This blog was written on May 19, 2013 and was re-published a few weeks after the 2022 elections.
12 noon, Election Day, May 13, 2013.
I’ve been in line for almost two (2) hours waiting with about 40 other people to vote at our election precinct at the elementary school at Mandaluyong City, Manila, Philippines.
I sit uncomfortably in a chair and desk made for perhaps a 7-year old child inside a classroom that serves as a holding room for waiting voters. It’s hot and humid and most of the electric fans aren’t working. It doesn’t help my shorts has a gaping hole thanks to a hidden nail on the desk that I didn’t notice till it was too late. A teacher assigned as an election worker constantly barks at us to move forward as we were on a line outside the classroom that was slowly moving towards the voting area.
Six (6) years or two (2) elections ago, voting would take not more than a few minutes. There was no holding room and no line. I’d come into the precinct, sign up on the voters’ list, fill my ballot, punch it into the ballot box, and go. I’d have the rest of the day to myself as Election Day is always a holiday in the Philippines.
It no longer is like that. With the introduction of automated elections in 2010, practically everyone has to wait in line unless you’re a senior citizen, a person with disability, or an arrogant politician with bodyguards who can cut to the front.
The centrepiece of the automated elections is the Precinct Count Optical Scan Machine or PCOS for short. It’s a black machine that looks like a photocopier. After a voter signs in and fills his ballot, one would feed the custom-made ballot into the PCOS where one’s shaded choices would be scanned and stored, ready for transmission after voting ends later in the day.
It takes two hours to vote because there aren’t that many PCOS machines.
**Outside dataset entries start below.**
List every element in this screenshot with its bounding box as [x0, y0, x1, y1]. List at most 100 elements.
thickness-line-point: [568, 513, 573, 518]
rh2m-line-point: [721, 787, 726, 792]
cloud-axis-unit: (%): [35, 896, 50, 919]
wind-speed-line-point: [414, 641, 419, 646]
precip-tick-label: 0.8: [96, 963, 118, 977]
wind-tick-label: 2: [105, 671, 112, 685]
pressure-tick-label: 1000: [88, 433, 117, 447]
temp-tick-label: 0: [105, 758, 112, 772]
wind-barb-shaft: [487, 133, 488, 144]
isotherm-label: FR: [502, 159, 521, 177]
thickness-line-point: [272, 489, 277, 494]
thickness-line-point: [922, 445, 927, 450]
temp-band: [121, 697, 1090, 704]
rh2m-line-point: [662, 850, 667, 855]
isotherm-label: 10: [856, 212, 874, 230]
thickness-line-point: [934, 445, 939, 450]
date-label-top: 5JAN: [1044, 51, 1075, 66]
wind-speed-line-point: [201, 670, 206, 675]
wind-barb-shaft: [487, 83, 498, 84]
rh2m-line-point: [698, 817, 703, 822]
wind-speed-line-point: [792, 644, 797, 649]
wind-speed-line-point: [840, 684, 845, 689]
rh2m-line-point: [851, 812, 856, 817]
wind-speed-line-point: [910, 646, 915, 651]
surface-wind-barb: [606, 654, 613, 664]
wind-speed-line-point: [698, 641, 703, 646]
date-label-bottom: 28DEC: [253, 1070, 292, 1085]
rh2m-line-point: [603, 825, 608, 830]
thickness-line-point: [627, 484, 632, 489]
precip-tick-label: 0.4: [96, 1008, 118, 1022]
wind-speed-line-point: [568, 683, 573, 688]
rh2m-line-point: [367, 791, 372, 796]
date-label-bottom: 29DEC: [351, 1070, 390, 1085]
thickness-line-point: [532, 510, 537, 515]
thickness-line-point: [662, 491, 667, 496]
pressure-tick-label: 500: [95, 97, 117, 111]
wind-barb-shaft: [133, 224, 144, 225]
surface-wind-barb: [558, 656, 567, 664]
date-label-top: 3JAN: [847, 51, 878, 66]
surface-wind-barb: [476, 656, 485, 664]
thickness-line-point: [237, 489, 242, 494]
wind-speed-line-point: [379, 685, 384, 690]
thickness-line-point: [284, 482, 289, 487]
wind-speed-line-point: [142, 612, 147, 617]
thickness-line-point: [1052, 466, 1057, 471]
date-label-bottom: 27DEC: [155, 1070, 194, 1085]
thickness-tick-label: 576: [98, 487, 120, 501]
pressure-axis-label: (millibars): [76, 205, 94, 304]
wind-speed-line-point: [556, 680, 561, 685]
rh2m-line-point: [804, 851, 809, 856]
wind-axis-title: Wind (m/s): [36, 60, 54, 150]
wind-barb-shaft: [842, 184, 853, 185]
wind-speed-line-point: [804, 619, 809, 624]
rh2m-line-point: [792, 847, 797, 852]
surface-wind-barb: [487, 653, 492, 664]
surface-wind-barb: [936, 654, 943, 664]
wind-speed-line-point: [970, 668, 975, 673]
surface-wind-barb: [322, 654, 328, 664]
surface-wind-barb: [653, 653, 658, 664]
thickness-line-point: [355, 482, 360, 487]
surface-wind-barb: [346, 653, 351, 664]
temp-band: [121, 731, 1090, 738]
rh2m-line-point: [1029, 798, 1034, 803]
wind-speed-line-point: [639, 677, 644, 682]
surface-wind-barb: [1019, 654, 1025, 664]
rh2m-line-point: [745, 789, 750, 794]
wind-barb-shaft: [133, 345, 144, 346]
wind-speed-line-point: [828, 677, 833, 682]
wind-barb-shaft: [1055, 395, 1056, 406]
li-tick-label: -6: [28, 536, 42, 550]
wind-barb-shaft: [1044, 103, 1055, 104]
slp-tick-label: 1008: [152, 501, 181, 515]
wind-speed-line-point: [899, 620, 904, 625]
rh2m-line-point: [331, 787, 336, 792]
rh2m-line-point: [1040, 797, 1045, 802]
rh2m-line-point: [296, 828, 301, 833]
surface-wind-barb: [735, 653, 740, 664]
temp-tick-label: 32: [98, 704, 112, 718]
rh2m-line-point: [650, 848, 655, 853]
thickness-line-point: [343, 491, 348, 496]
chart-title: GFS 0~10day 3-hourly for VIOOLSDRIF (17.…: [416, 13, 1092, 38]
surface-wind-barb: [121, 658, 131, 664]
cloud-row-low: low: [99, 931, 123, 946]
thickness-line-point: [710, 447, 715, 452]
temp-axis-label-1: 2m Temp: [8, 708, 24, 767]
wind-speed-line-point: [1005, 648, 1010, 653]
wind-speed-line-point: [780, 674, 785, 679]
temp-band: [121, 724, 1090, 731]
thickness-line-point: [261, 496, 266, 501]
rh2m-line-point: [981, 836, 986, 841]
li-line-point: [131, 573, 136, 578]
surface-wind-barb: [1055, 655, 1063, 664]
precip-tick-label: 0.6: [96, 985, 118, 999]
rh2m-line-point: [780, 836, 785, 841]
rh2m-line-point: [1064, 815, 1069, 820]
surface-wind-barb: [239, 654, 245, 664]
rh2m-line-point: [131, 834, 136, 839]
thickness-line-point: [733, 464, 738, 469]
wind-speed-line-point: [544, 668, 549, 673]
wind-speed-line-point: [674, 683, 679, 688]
The government, via the Commission on Elections or COMELEC for short, allocated several precincts to every PCOS machine. Whereas before, where one would vote inside a classroom exclusive for a single or couple of precincts, voters have to vote in a room designated for as many as seven to ten precincts. That has resulted to a significant increase in the number of voters in the same place I used to vote in.
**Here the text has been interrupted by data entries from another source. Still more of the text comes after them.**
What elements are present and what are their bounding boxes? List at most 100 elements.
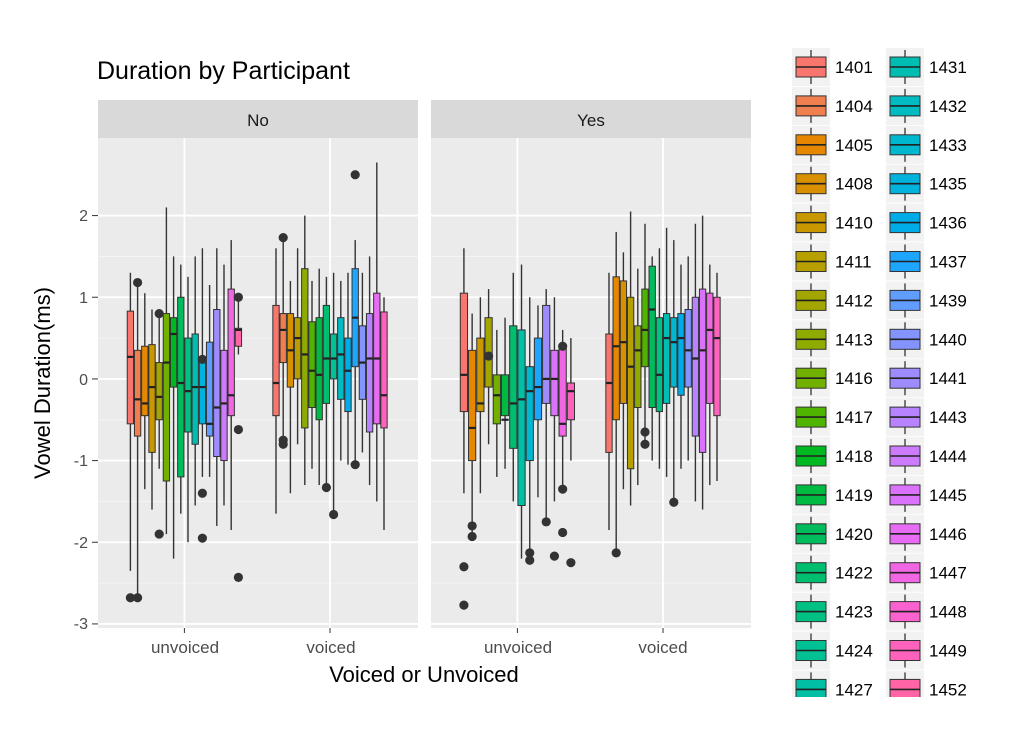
box-no-voiced-1408 (286, 280, 295, 494)
box-body (713, 296, 721, 417)
box-body (184, 337, 192, 433)
box-yes-voiced-1436 (677, 264, 685, 469)
x-tick-label-yes-voiced: voiced (638, 638, 687, 657)
outlier-point (611, 548, 621, 558)
outlier-point (467, 531, 477, 542)
legend-item-1424: 1424 (792, 631, 873, 670)
facet-strip-no (98, 100, 418, 138)
box-yes-unvoiced-1437 (533, 305, 543, 498)
box-yes-voiced-1411 (626, 211, 635, 506)
outlier-point (459, 600, 469, 610)
legend-label: 1449 (929, 642, 967, 661)
legend-label: 1411 (835, 253, 872, 272)
box-yes-unvoiced-1441 (541, 289, 551, 527)
outlier-point (233, 424, 243, 435)
legend-item-1405: 1405 (792, 125, 873, 164)
box-no-voiced-1436 (344, 272, 352, 465)
legend-label: 1431 (929, 58, 967, 77)
box-yes-voiced-1431 (662, 227, 671, 477)
outlier-point (133, 277, 143, 288)
box-yes-unvoiced-1447 (558, 329, 568, 538)
y-tick-label: -1 (74, 453, 88, 470)
legend-label: 1401 (835, 58, 873, 77)
box-body (706, 292, 714, 404)
box-body (550, 349, 559, 417)
outlier-point (640, 427, 650, 437)
outlier-point (669, 497, 679, 507)
outlier-point (467, 521, 477, 531)
box-no-voiced-1424 (329, 272, 339, 520)
box-body (220, 349, 228, 462)
box-body (133, 349, 142, 437)
legend-item-1445: 1445 (886, 475, 967, 514)
box-body (626, 296, 635, 470)
box-yes-unvoiced-1405 (467, 313, 477, 542)
box-yes-voiced-1417 (640, 223, 650, 449)
box-body (308, 321, 316, 408)
outlier-point (525, 555, 535, 565)
box-body (492, 374, 501, 425)
chart-title: Duration by Participant (97, 57, 350, 85)
box-no-unvoiced-1447 (227, 240, 235, 530)
box-body (205, 341, 214, 437)
box-no-unvoiced-1444 (220, 264, 228, 506)
box-body (691, 296, 700, 437)
box-body (126, 310, 135, 425)
box-no-voiced-1437 (350, 170, 360, 470)
legend-item-1413: 1413 (792, 320, 873, 359)
box-body (677, 313, 685, 396)
box-body (148, 344, 156, 453)
box-body (500, 374, 510, 417)
legend-label: 1446 (929, 525, 967, 544)
y-tick-label: -2 (74, 535, 88, 552)
box-yes-voiced-1440 (684, 256, 692, 461)
box-body (517, 329, 526, 506)
legend-label: 1439 (929, 291, 967, 310)
outlier-point (459, 562, 469, 572)
box-yes-unvoiced-1410 (476, 297, 485, 494)
box-no-unvoiced-1439 (205, 285, 214, 477)
legend-item-1423: 1423 (792, 592, 873, 631)
box-body (670, 317, 678, 388)
legend-item-1447: 1447 (886, 553, 967, 592)
box-body (315, 317, 323, 421)
legend: 1401 1404 1405 1408 1410 1411 1412 1413 1416 1417… (780, 48, 1026, 730)
outlier-point (525, 548, 535, 558)
box-body (234, 327, 243, 347)
box-no-voiced-1401 (272, 248, 280, 514)
box-yes-voiced-1443 (691, 223, 700, 502)
legend-item-1419: 1419 (792, 475, 873, 514)
legend-item-1433: 1433 (886, 125, 967, 164)
outlier-point (278, 233, 288, 243)
box-yes-unvoiced-1422 (509, 272, 518, 502)
legend-label: 1437 (929, 253, 967, 272)
box-yes-voiced-1447 (706, 264, 714, 486)
box-no-unvoiced-1441 (213, 248, 221, 526)
box-yes-unvoiced-1427 (517, 264, 526, 559)
legend-label: 1422 (835, 564, 873, 583)
outlier-point (233, 292, 243, 302)
box-body (141, 345, 149, 417)
legend-item-1440: 1440 (886, 320, 967, 359)
legend-item-1416: 1416 (792, 359, 873, 398)
legend-item-1404: 1404 (792, 86, 873, 125)
box-body (662, 313, 671, 404)
legend-label: 1443 (929, 408, 967, 427)
box-no-unvoiced-1420 (177, 264, 185, 514)
box-yes-voiced-1401 (605, 272, 613, 530)
outlier-point (558, 341, 568, 351)
box-yes-unvoiced-1449 (566, 338, 576, 568)
box-yes-voiced-1433 (669, 240, 679, 507)
box-body (558, 345, 567, 437)
box-body (191, 333, 199, 445)
box-body (322, 304, 331, 404)
outlier-point (640, 439, 650, 449)
legend-label: 1424 (835, 642, 873, 661)
box-yes-voiced-1405 (611, 231, 621, 558)
box-body (509, 325, 518, 449)
box-body (380, 311, 388, 429)
box-body (698, 288, 707, 453)
legend-item-1420: 1420 (792, 514, 873, 553)
y-tick-label: -3 (74, 616, 88, 633)
legend-label: 1445 (929, 486, 967, 505)
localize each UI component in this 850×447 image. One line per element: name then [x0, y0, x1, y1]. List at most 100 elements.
This brings us back to my situation that election day morning. Even though about seven precincts, including the one I’m assigned to, were combined into one classroom, there were at most only three (3) public school teachers working as election coordinators. Teachers that used to man each of the seven individual precincts 6 years ago were not assigned correspondingly to the classroom which now hosted the same precincts. The COMELEC apparently thought that even though there were going to be more voters, a classroom with seven precincts could still be managed with three teachers.
It’s a downright misleading notion that just because a process is automated, one can do just as well or better with same or fewer resources. Well, the COMELEC can always argue that because of PCOS, the Philippine nation would now know the results within hours after voting ended. So what if I and a million others wasted two (2) hours waiting in line? It was a holiday and the economy wasn’t like to going lose any percentage points in gross domestic product or something, was it?
Anytime anybody spends time doing nothing like waiting in line, there is a waste. Time that could have been spent doing something other than nothing may not contribute to the economy significantly but it sure would contribute to the ever-so-many things there are to do. I lost time I could have otherwise spent for chores I could have done at home. Others lost time which they could have used with their families.
We see the same mindset in banks, utility companies, movie theatres, factories, retail stores, or just about every service business. Managers ignore the importance of time clients waste in waiting as the managers scrimp on service. We wait in traffic and we wait for the elevator at the office. We wait at bank teller machines and we wait at the grocery check-out line. We wait to order in what is supposed to be a fast-food restaurant! Every day, office workers who live in the suburbs waste four (4) hours commuting an average distance of about 16 kilometres to their work places in the business districts.
Many executives and political leaders don’t recognize the value of reducing waiting time. To them, improving service entails additional investment in manpower and equipment. And in the first place, many well-to-do executives or politicians don’t know what waiting is all about as more often than not, they are given special treatment from having their own private elevator or just by having the influence to get to the front of any line.
The irony is one can reduce waiting time without having to spend too much. At that election precinct where I voted, many voters didn’t know what precinct they belonged in. They or the teachers had to read through several lists to find out. The incumbent Mandaluyong mayor, Benhur Abalos, wisely mailed my precinct number a few days before the elections so when it was my turn to vote, I knew what and where I was supposed to go and I was able to quickly sign in and wait for my ballot. Others who for some reason didn’t know their precinct numbers wasted precious minutes looking through all of the lists, searching for where they were assigned to vote.
The line would have been much shorter if everyone knew their precinct numbers. Six years ago, before the automated elections, the voters’ lists were posted on the doors of classroom precincts. Anyone could simply just look their number up and knew what list to sign onto when their turn came to vote. [Voters’ lists were posted on precinct entrances in succeeding elections but some voters still couldn’t find their names. -Ed]. It would have been quick and easy. If the same was done this past election, perhaps a few million people wouldn’t have had to wait so long and waste precious time otherwise spent for better use.